Je ne sais pas si nous sommes la première génération mais je ressens vraiment ce truc-là : on peut tout intégrer. C’est pour ça que nous avons une base de musique pop, parce que c’est le style le moins codifié qui existe et qui nous permettent de tout faire : on fait du rock en mélangeant du Hip hop. On peut vraiment tout se permettre et se nourrir des autres…

C’est grâce à internet que vous êtes aussi décomplexé ?

Probablement mais globalement on se fout de l’image que ça peut véhiculer ! Beaucoup de gens vont se foutre de nous parce qu’on aime Supertramp et bien pour nous c’est un super groupe et c’est comme ça. Bon, maintenant que le hip hop truste tout ça a redistribué les cartes et nous on est vraiment décomplexé par rapport à ça !  On aime la musique que l’on aime sans se soucier des codes ou des règles.

(Yeast en concert au Printemps de Bourges en 2016 - Droit réservé)

Vous avez et vous allez beaucoup tourner : ça se passe comment sur scène ?

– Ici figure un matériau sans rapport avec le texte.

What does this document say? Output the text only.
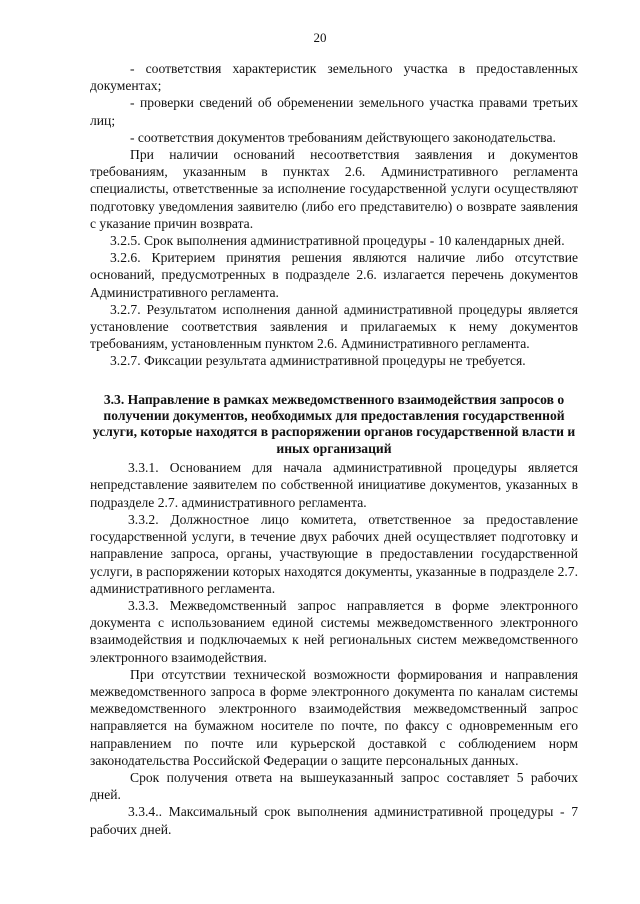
20

- соответствия характеристик земельного участка в предоставленных документах;

- проверки сведений об обременении земельного участка правами третьих лиц;

- соответствия документов требованиям действующего законодательства.

При наличии оснований несоответствия заявления и документов требованиям, указанным в пунктах 2.6. Административного регламента специалисты, ответственные за исполнение государственной услуги осуществляют подготовку уведомления заявителю (либо его представителю) о возврате заявления с указание причин возврата.

3.2.5. Срок выполнения административной процедуры - 10 календарных дней.

3.2.6. Критерием принятия решения являются наличие либо отсутствие оснований, предусмотренных в подразделе 2.6. излагается перечень документов Административного регламента.

3.2.7. Результатом исполнения данной административной процедуры является установление соответствия заявления и прилагаемых к нему документов требованиям, установленным пунктом 2.6. Административного регламента.

3.2.7. Фиксации результата административной процедуры не требуется.

3.3. Направление в рамках межведомственного взаимодействия запросов о получении документов, необходимых для предоставления государственной услуги, которые находятся в распоряжении органов государственной власти и иных организаций

3.3.1. Основанием для начала административной процедуры является непредставление заявителем по собственной инициативе документов, указанных в подразделе 2.7. административного регламента.

3.3.2. Должностное лицо комитета, ответственное за предоставление государственной услуги, в течение двух рабочих дней осуществляет подготовку и направление запроса, органы, участвующие в предоставлении государственной услуги, в распоряжении которых находятся документы, указанные в подразделе 2.7. административного регламента.

3.3.3. Межведомственный запрос направляется в форме электронного документа с использованием единой системы межведомственного электронного взаимодействия и подключаемых к ней региональных систем межведомственного электронного взаимодействия.

При отсутствии технической возможности формирования и направления межведомственного запроса в форме электронного документа по каналам системы межведомственного электронного взаимодействия межведомственный запрос направляется на бумажном носителе по почте, по факсу с одновременным его направлением по почте или курьерской доставкой с соблюдением норм законодательства Российской Федерации о защите персональных данных.

Срок получения ответа на вышеуказанный запрос составляет 5 рабочих дней.

3.3.4.. Максимальный срок выполнения административной процедуры - 7 рабочих дней.
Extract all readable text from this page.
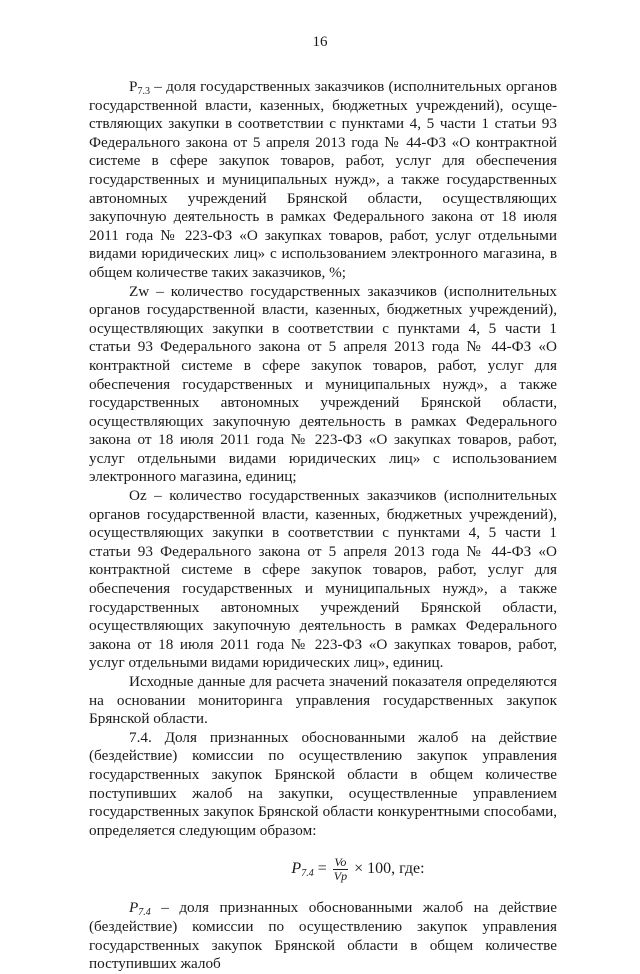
16

$P_{7.3}$ – доля государственных заказчиков (исполнительных органов государственной власти, казенных, бюджетных учреждений), осуществляющих закупки в соответствии с пунктами 4, 5 части 1 статьи 93 Федерального закона от 5 апреля 2013 года № 44-ФЗ «О контрактной системе в сфере закупок товаров, работ, услуг для обеспечения государственных и муниципальных нужд», а также государственных автономных учреждений Брянской области, осуществляющих закупочную деятельность в рамках Федерального закона от 18 июля 2011 года № 223-ФЗ «О закупках товаров, работ, услуг отдельными видами юридических лиц» с использованием электронного магазина, в общем количестве таких заказчиков, %;

Zw – количество государственных заказчиков (исполнительных органов государственной власти, казенных, бюджетных учреждений), осуществляющих закупки в соответствии с пунктами 4, 5 части 1 статьи 93 Федерального закона от 5 апреля 2013 года № 44-ФЗ «О контрактной системе в сфере закупок товаров, работ, услуг для обеспечения государственных и муниципальных нужд», а также государственных автономных учреждений Брянской области, осуществляющих закупочную деятельность в рамках Федерального закона от 18 июля 2011 года № 223-ФЗ «О закупках товаров, работ, услуг отдельными видами юридических лиц» с использованием электронного магазина, единиц;

Oz – количество государственных заказчиков (исполнительных органов государственной власти, казенных, бюджетных учреждений), осуществляющих закупки в соответствии с пунктами 4, 5 части 1 статьи 93 Федерального закона от 5 апреля 2013 года № 44-ФЗ «О контрактной системе в сфере закупок товаров, работ, услуг для обеспечения государственных и муниципальных нужд», а также государственных автономных учреждений Брянской области, осуществляющих закупочную деятельность в рамках Федерального закона от 18 июля 2011 года № 223-ФЗ «О закупках товаров, работ, услуг отдельными видами юридических лиц», единиц.

Исходные данные для расчета значений показателя определяются на основании мониторинга управления государственных закупок Брянской области.

7.4. Доля признанных обоснованными жалоб на действие (бездействие) комиссии по осуществлению закупок управления государственных закупок Брянской области в общем количестве поступивших жалоб на закупки, осуществленные управлением государственных закупок Брянской области конкурентными способами, определяется следующим образом:

$P_{7.4} = \frac{Vo}{Vp} \times 100$, где:

$P_{7.4}$ – доля признанных обоснованными жалоб на действие (бездействие) комиссии по осуществлению закупок управления государственных закупок Брянской области в общем количестве поступивших жалоб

C’est plus rock, cela s’est développé au fil du temps avec notre ingénieur du son mais aussi avec toute l’énergie que l’on y met. Pour nous c’est la base ! On fait e groupe pour jouer en live, en concert ! Notre style passe par le live et donc on essaye de jouer le plus souvent. En plus on a la chance d’avoir un très bon tourneur (Metronome Management & Booking) ce qui nous permet d’enchainer les concerts. Là par exemple on va tourner en France jusqu’au début décembre et après on part en Allemagne. Notre but est de pouvoir tourner le plus possible cette année et l’année prochaine avec cet EP.

Vous êtes soutenus par deux SMAC (Salles des Musiques Actuelles Ndlr) ?

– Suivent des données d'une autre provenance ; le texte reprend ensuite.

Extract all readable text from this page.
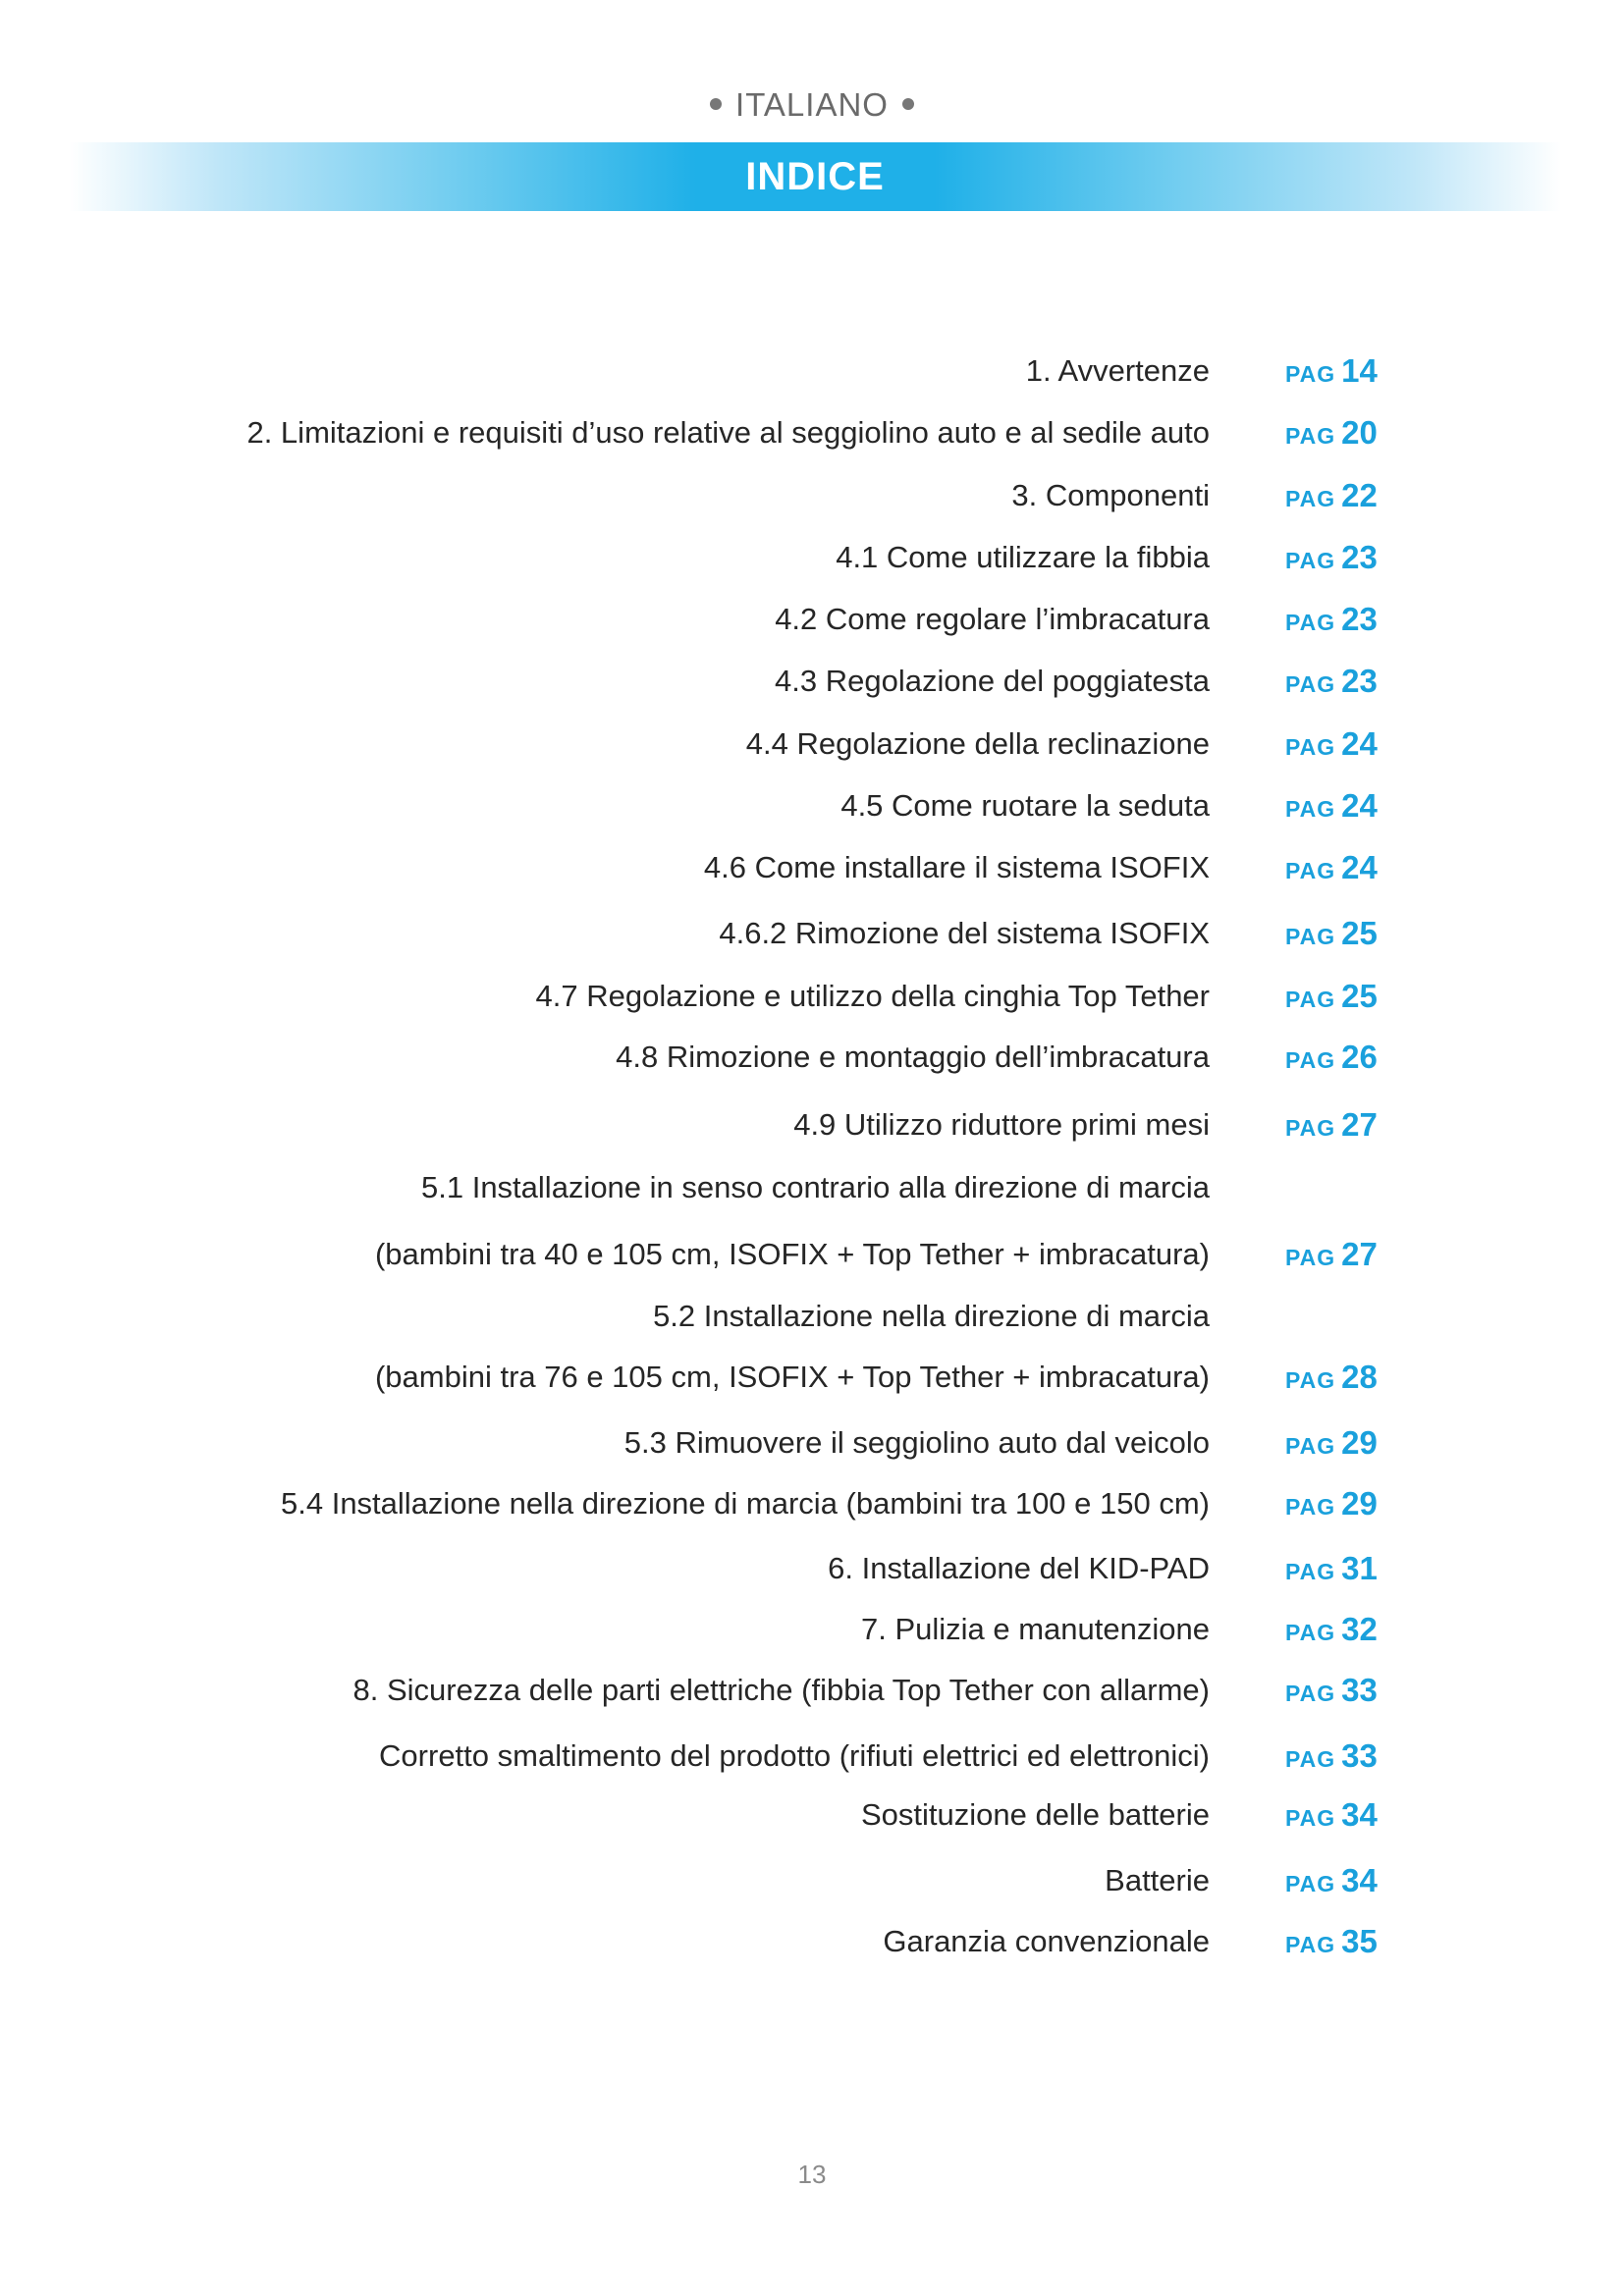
ITALIANO
INDICE
1. Avvertenze	PAG 14
2. Limitazioni e requisiti d’uso relative al seggiolino auto e al sedile auto	PAG 20
3. Componenti	PAG 22
4.1 Come utilizzare la fibbia	PAG 23
4.2 Come regolare l’imbracatura	PAG 23
4.3 Regolazione del poggiatesta	PAG 23
4.4 Regolazione della reclinazione	PAG 24
4.5 Come ruotare la seduta	PAG 24
4.6 Come installare il sistema ISOFIX	PAG 24
4.6.2 Rimozione del sistema ISOFIX	PAG 25
4.7 Regolazione e utilizzo della cinghia Top Tether	PAG 25
4.8 Rimozione e montaggio dell’imbracatura	PAG 26
4.9 Utilizzo riduttore primi mesi	PAG 27
5.1 Installazione in senso contrario alla direzione di marcia
(bambini tra 40 e 105 cm, ISOFIX + Top Tether + imbracatura)	PAG 27
5.2 Installazione nella direzione di marcia
(bambini tra 76 e 105 cm, ISOFIX + Top Tether + imbracatura)	PAG 28
5.3 Rimuovere il seggiolino auto dal veicolo	PAG 29
5.4 Installazione nella direzione di marcia (bambini tra 100 e 150 cm)	PAG 29
6. Installazione del KID-PAD	PAG 31
7. Pulizia e manutenzione	PAG 32
8. Sicurezza delle parti elettriche (fibbia Top Tether con allarme)	PAG 33
Corretto smaltimento del prodotto (rifiuti elettrici ed elettronici)	PAG 33
Sostituzione delle batterie	PAG 34
Batterie	PAG 34
Garanzia convenzionale	PAG 35
13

Oui, cela nous aide pour tourner : ce sont des réseaux avec des salles importantes. Ce sont des gens qui nous suivent et qui nous donnent des conseils, notamment pour le juridique. Mais surtout quand nous voulons monter un nouveau live elles nous aident à faire des résidences.

Votre disque va sortir sous quel format ?

Il va sortir en CD et vinyle. On est distribué uniquement en digital par Believe. On vend nos disques à la fin des concerts ou sur notre page Facebook : il suffit de nous écrire.

Vous avez été choisis pour faire une musique de pub pour Citroën ?

Oui, c’est une grande chance pour nous. On a eu ça grâce à un heureux concours de circonstance. Nous avons des éditeurs qui travaillent très bien, aussi parce que l’agence qui gère la marque a regardé notre page Facebook et a bien aimé. Enfin toute la partie musicale de Citroën est gérée par le directeur du marketing de la marque et il se bat pour que ce soit des groupes émergents qui puissent placer leur musique. En tout cas c’est quelque chose que nous n’avons pas cherché. On savait que notre musique pouvait fonctionner sur de l’image mais on n’a jamais composé en ce sens.

Vous allez continuer à essayer de placer des musiques de publicité parce que maintenant vous allez être exposés mondialement ?

Ca amène des trucs c’est sûr. Pour l’instant la musique n’est sortie que sur des pubs web, on voit tout de suite les effets notamment sur le streaming : on a des écoutes en Australie ou aux USA. Quand la pub va sortir ça va être important : on va essayer d’aller jouer à l’étranger. Mais bon on ne compte pas dessus pour se développer !

Allez-vous sortir un premier album bientôt après vos trois EP ? 

Pour l’instant on se concentre sur l’EP, après bien sûr on voudrait sortir album mais ce ne sera pas avant au moins un an. Il faut que l’on y réfléchisse, que on le pense et surtout que l’on compose. On a commencé à composer mais ce n’est pas pour tout de suite (rires). 

Mais vous pouvez jouer partout avec votre musique ?

Pour l’instant on est allé en Belgique et en Suisse, bientôt l’Allemagne mais on sait que notre tourneur travaille sur l’Angleterre, les USA et le Canada.

C’est quoi vos projets ?

A moyen et long terme pour l’instant c’est de tourner pour défendre notre EP : c’est ce que l’on aime et que l’on sait mieux faire. On a beaucoup bossé dans notre local et sortir de là ça fait du bien. Pour la suite c’est composer pour un album mais dans un deuxième temps.

La dernière question : quels sont les disques que tu as aimé enfant ?

Quand j’étais gamin dans la voiture on écoutait Supertramp, Phil Collins et Zucherro. Ce sont vraiment les trois trucs dont je me souvienne.